"That (shakedown) didn't go the best. We had car problems and we struggled, but that was why we did it, to eliminate problems and give us a chance to fix the car and make the car easier to drive."
The first of Saturday's four qualifying runs had the top three seeds, Matt Summerfield driving Brian Green's Mitsubishi Mirage, Cox in the Hillclimb Beast and Mike Tall, also in a Mirage covered by .24 of a second, but the record still stood. On the fourth run of the day Cox had set the fastest time so far.
"That was one of our aims for the weekend - to finish the first day in the lead. But also during the first day everyone was talking about the record being broken.
"No one had been able to beat it, and they had started calling it the unbeatable record."
Cox said he was praying for good weather on the Sunday to give him a shot.
"We woke on Sunday and it was cloudy, but there was no rain. The cloud made it cooler and that made the car run better so that was awesome."
The first run of the day was the fifth and final qualifying run. Cox lowered the record, then took more time off it in his next run - the first of the top 16 shoot-out.
"Then we started to drop the pace back a little bit, just to make it to the top two shoot-out. We were still just about a second off the record, but we wanted to save our best tyres for the shoot out.''
At the top four stage, Cox lowered the record for the final time.
"At this point everyone was pretty impressed with how fast the car was going. We made it to the top two shoot-out, but the car broke on the start line, so we ended up being second for the weekend."

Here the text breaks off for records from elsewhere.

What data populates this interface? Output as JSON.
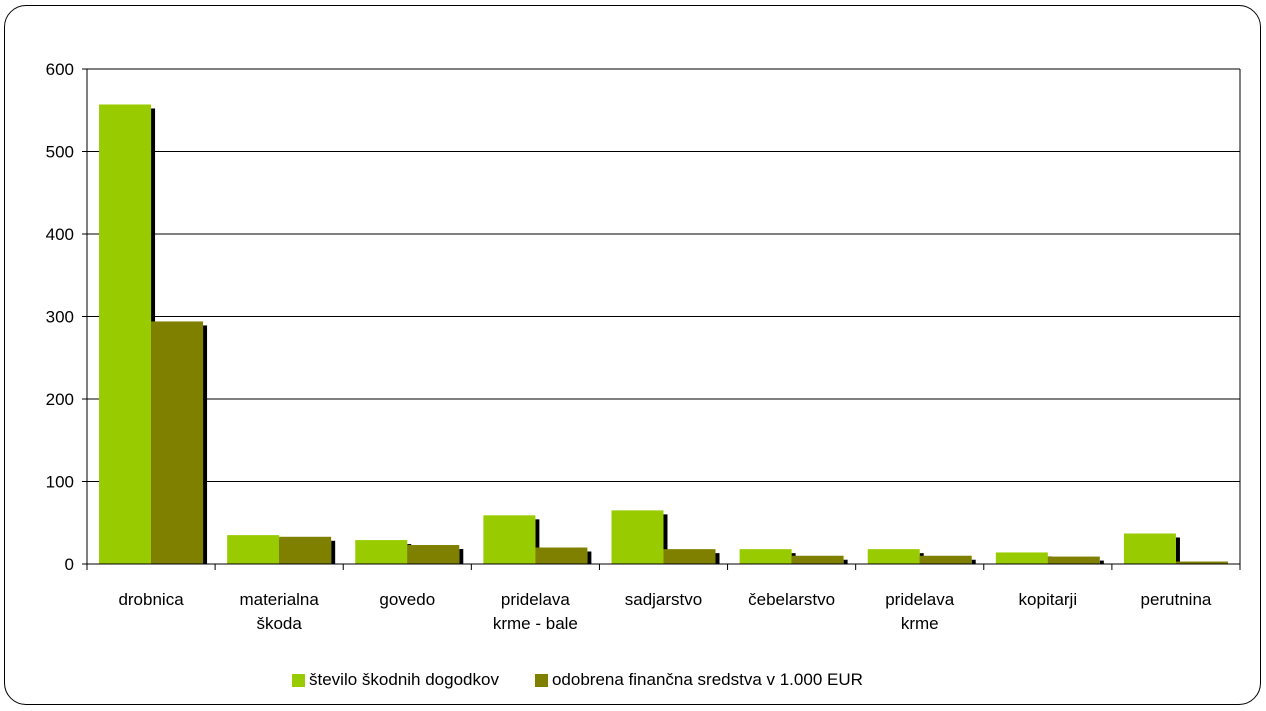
{
  "chart_data": {
    "type": "bar",
    "categories": [
      [
        "drobnica"
      ],
      [
        "materialna",
        "škoda"
      ],
      [
        "govedo"
      ],
      [
        "pridelava",
        "krme - bale"
      ],
      [
        "sadjarstvo"
      ],
      [
        "čebelarstvo"
      ],
      [
        "pridelava",
        "krme"
      ],
      [
        "kopitarji"
      ],
      [
        "perutnina"
      ]
    ],
    "series": [
      {
        "name": "število škodnih dogodkov",
        "color": "#99cc00",
        "values": [
          557,
          35,
          29,
          59,
          65,
          18,
          18,
          14,
          37
        ]
      },
      {
        "name": "odobrena finančna sredstva v 1.000 EUR",
        "color": "#808000",
        "values": [
          294,
          33,
          23,
          20,
          18,
          10,
          10,
          9,
          3
        ]
      }
    ],
    "ylim": [
      0,
      600
    ],
    "yticks": [
      "0",
      "100",
      "200",
      "300",
      "400",
      "500",
      "600"
    ],
    "grid": true,
    "legend_position": "bottom"
  }
}
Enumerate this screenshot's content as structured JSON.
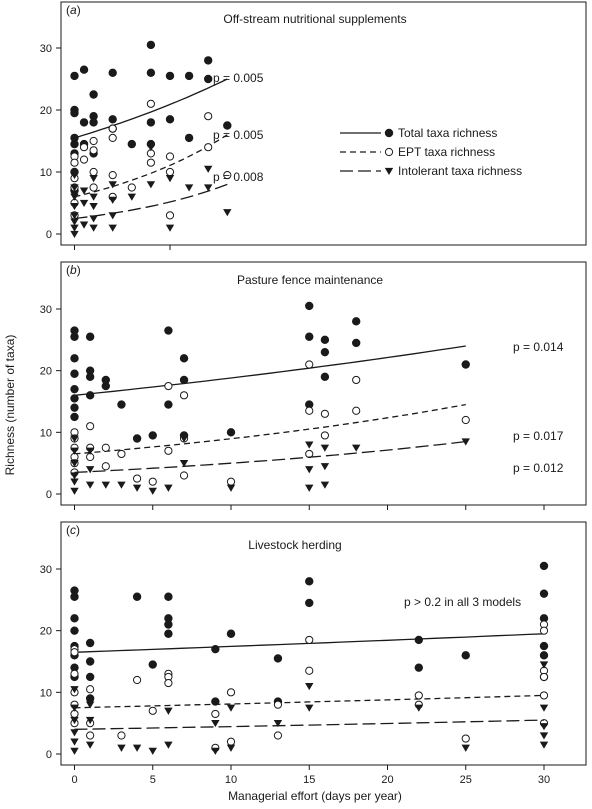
{
  "figure": {
    "ylabel": "Richness (number of taxa)",
    "xlabel": "Managerial effort (days per year)",
    "legend": [
      {
        "name": "Total taxa richness",
        "marker": "filled-circle",
        "line": "solid"
      },
      {
        "name": "EPT taxa richness",
        "marker": "open-circle",
        "line": "short-dash"
      },
      {
        "name": "Intolerant taxa richness",
        "marker": "filled-triangle-down",
        "line": "long-dash"
      }
    ],
    "colors": {
      "ink": "#1a1a1a",
      "background": "#ffffff"
    }
  },
  "chart_data": [
    {
      "type": "scatter",
      "panel_label": "(a)",
      "title": "Off-stream nutritional supplements",
      "xlim": [
        -0.4,
        9.2
      ],
      "ylim": [
        -1,
        35
      ],
      "xticks": [
        0,
        5
      ],
      "yticks": [
        0,
        10,
        20,
        30
      ],
      "show_xtick_labels": false,
      "series": [
        {
          "name": "Total taxa richness",
          "marker": "filled-circle",
          "x": [
            0,
            0,
            0,
            0,
            0,
            0,
            0,
            0,
            0.5,
            0.5,
            0.5,
            1,
            1,
            1,
            1,
            2,
            2,
            2,
            3,
            4,
            4,
            4,
            4,
            5,
            5,
            6,
            6,
            7,
            7,
            8
          ],
          "y": [
            25.5,
            20,
            19.5,
            15.5,
            14.5,
            13,
            10,
            7,
            26.5,
            18,
            14.5,
            22.5,
            19,
            18,
            13,
            26,
            18.5,
            17,
            14.5,
            30.5,
            26,
            18,
            14.5,
            25.5,
            18.5,
            25.5,
            15.5,
            28,
            25,
            17.5
          ],
          "fit": [
            [
              0,
              15.5
            ],
            [
              8,
              25
            ]
          ],
          "p": "p = 0.005"
        },
        {
          "name": "EPT taxa richness",
          "marker": "open-circle",
          "x": [
            0,
            0,
            0,
            0,
            0,
            0,
            0.5,
            0.5,
            1,
            1,
            1,
            1,
            2,
            2,
            2,
            2,
            3,
            4,
            4,
            4,
            5,
            5,
            5,
            7,
            7,
            8
          ],
          "y": [
            12.5,
            11.5,
            9,
            7.5,
            5,
            3,
            14,
            12,
            15,
            13.5,
            10,
            7.5,
            17,
            15.5,
            9.5,
            6,
            7.5,
            21,
            13,
            11.5,
            12.5,
            10,
            3,
            19,
            14,
            9.5
          ],
          "fit": [
            [
              0,
              6
            ],
            [
              8,
              16
            ]
          ],
          "p": "p = 0.005"
        },
        {
          "name": "Intolerant taxa richness",
          "marker": "filled-triangle-down",
          "x": [
            0,
            0,
            0,
            0,
            0,
            0,
            0,
            0,
            0.5,
            0.5,
            0.5,
            1,
            1,
            1,
            1,
            1,
            2,
            2,
            2,
            2,
            3,
            4,
            4,
            5,
            5,
            6,
            7,
            7,
            8
          ],
          "y": [
            9.5,
            7.5,
            6,
            4.5,
            3,
            2,
            1,
            0,
            7,
            5,
            1.5,
            9,
            6,
            4.5,
            2.5,
            1,
            8,
            5.5,
            3,
            1,
            6,
            14,
            8,
            9,
            1,
            7.5,
            10.5,
            7.5,
            3.5
          ],
          "fit": [
            [
              0,
              2.5
            ],
            [
              8,
              8
            ]
          ],
          "p": "p = 0.008"
        }
      ]
    },
    {
      "type": "scatter",
      "panel_label": "(b)",
      "title": "Pasture fence maintenance",
      "xlim": [
        -0.6,
        30.5
      ],
      "ylim": [
        -1,
        35
      ],
      "xticks": [
        0,
        5,
        10,
        15,
        20,
        25,
        30
      ],
      "yticks": [
        0,
        10,
        20,
        30
      ],
      "show_xtick_labels": false,
      "series": [
        {
          "name": "Total taxa richness",
          "marker": "filled-circle",
          "x": [
            0,
            0,
            0,
            0,
            0,
            0,
            0,
            0,
            1,
            1,
            1,
            1,
            2,
            2,
            3,
            4,
            5,
            6,
            6,
            7,
            7,
            7,
            10,
            15,
            15,
            15,
            16,
            16,
            16,
            18,
            18,
            25
          ],
          "y": [
            26.5,
            25.5,
            22,
            19.5,
            17,
            15.5,
            14,
            12.5,
            25.5,
            20,
            19,
            16,
            18.5,
            17.5,
            14.5,
            9,
            9.5,
            26.5,
            14.5,
            22,
            18.5,
            9.5,
            10,
            30.5,
            25.5,
            14.5,
            25,
            23,
            19,
            28,
            24.5,
            21
          ],
          "fit": [
            [
              0,
              16
            ],
            [
              25,
              24
            ]
          ],
          "p": "p = 0.014"
        },
        {
          "name": "EPT taxa richness",
          "marker": "open-circle",
          "x": [
            0,
            0,
            0,
            0,
            0,
            0,
            1,
            1,
            1,
            2,
            2,
            3,
            4,
            5,
            6,
            6,
            7,
            7,
            7,
            10,
            15,
            15,
            15,
            16,
            16,
            18,
            18,
            25
          ],
          "y": [
            10,
            9,
            7.5,
            6,
            5,
            3.5,
            11,
            7.5,
            6,
            7.5,
            4.5,
            6.5,
            2.5,
            2,
            17.5,
            7,
            16,
            9,
            3,
            2,
            21,
            13.5,
            6.5,
            13,
            9.5,
            18.5,
            13.5,
            12
          ],
          "fit": [
            [
              0,
              6.5
            ],
            [
              25,
              14.5
            ]
          ],
          "p": "p = 0.017"
        },
        {
          "name": "Intolerant taxa richness",
          "marker": "filled-triangle-down",
          "x": [
            0,
            0,
            0,
            0,
            0,
            0,
            1,
            1,
            1,
            2,
            3,
            4,
            5,
            6,
            7,
            7,
            10,
            15,
            15,
            15,
            16,
            16,
            16,
            18,
            25
          ],
          "y": [
            9,
            7,
            5,
            3,
            2,
            0.5,
            7,
            4,
            1.5,
            1.5,
            1.5,
            1,
            0.5,
            1,
            9,
            5,
            1,
            8,
            4,
            1,
            7.5,
            4.5,
            1.5,
            7.5,
            8.5
          ],
          "fit": [
            [
              0,
              3.5
            ],
            [
              25,
              8.5
            ]
          ],
          "p": "p = 0.012"
        }
      ]
    },
    {
      "type": "scatter",
      "panel_label": "(c)",
      "title": "Livestock herding",
      "xlim": [
        -0.6,
        30.5
      ],
      "ylim": [
        -1,
        35
      ],
      "xticks": [
        0,
        5,
        10,
        15,
        20,
        25,
        30
      ],
      "yticks": [
        0,
        10,
        20,
        30
      ],
      "show_xtick_labels": true,
      "annotation": "p > 0.2 in all 3 models",
      "series": [
        {
          "name": "Total taxa richness",
          "marker": "filled-circle",
          "x": [
            0,
            0,
            0,
            0,
            0,
            0,
            0,
            0,
            1,
            1,
            1,
            1,
            4,
            5,
            6,
            6,
            6,
            6,
            9,
            9,
            10,
            13,
            13,
            15,
            15,
            22,
            22,
            25,
            30,
            30,
            30,
            30,
            30,
            30
          ],
          "y": [
            26.5,
            25.5,
            22,
            20,
            17.5,
            16,
            14,
            12.5,
            18,
            15,
            12.5,
            9,
            25.5,
            14.5,
            25.5,
            22,
            21,
            19.5,
            17,
            8.5,
            19.5,
            15.5,
            8.5,
            28,
            24.5,
            18.5,
            14,
            16,
            30.5,
            26,
            22,
            17.5,
            16,
            12.5
          ],
          "fit": [
            [
              0,
              16.5
            ],
            [
              30,
              19.5
            ]
          ]
        },
        {
          "name": "EPT taxa richness",
          "marker": "open-circle",
          "x": [
            0,
            0,
            0,
            0,
            0,
            0,
            0,
            1,
            1,
            1,
            3,
            4,
            5,
            6,
            6,
            6,
            9,
            9,
            10,
            10,
            13,
            13,
            15,
            15,
            22,
            22,
            25,
            30,
            30,
            30,
            30,
            30,
            30
          ],
          "y": [
            17,
            16.5,
            13,
            10,
            8,
            6.5,
            5,
            10.5,
            5,
            3,
            3,
            12,
            7,
            13,
            12.5,
            11.5,
            6.5,
            1,
            10,
            2,
            8,
            3,
            18.5,
            13.5,
            9.5,
            8,
            2.5,
            21,
            20,
            13.5,
            12.5,
            9.5,
            5
          ],
          "fit": [
            [
              0,
              7.5
            ],
            [
              30,
              9.5
            ]
          ]
        },
        {
          "name": "Intolerant taxa richness",
          "marker": "filled-triangle-down",
          "x": [
            0,
            0,
            0,
            0,
            0,
            0,
            1,
            1,
            1,
            3,
            4,
            5,
            6,
            6,
            9,
            9,
            10,
            10,
            13,
            15,
            15,
            22,
            25,
            30,
            30,
            30,
            30,
            30
          ],
          "y": [
            10.5,
            7.5,
            5.5,
            3.5,
            2,
            0.5,
            8,
            5.5,
            1.5,
            1,
            1,
            0.5,
            7,
            1.5,
            5,
            0.5,
            7.5,
            1,
            5,
            11,
            7.5,
            7.5,
            1,
            14.5,
            7.5,
            4.5,
            3,
            1.5
          ],
          "fit": [
            [
              0,
              4
            ],
            [
              30,
              5.5
            ]
          ]
        }
      ]
    }
  ]
}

Cox had also finished second in this year's New Zealand Rally Championship, driving a Mitsubishi Evo X.
"Jumping from the Evo X rally car into this car, which are two very different cars, and to have speed like that was pretty cool. I thought it might take some time to adapt to it, but it didn't and from the start of day two we were just on it."
"We were setting the pace for others to beat, and no one was able to catch up with us."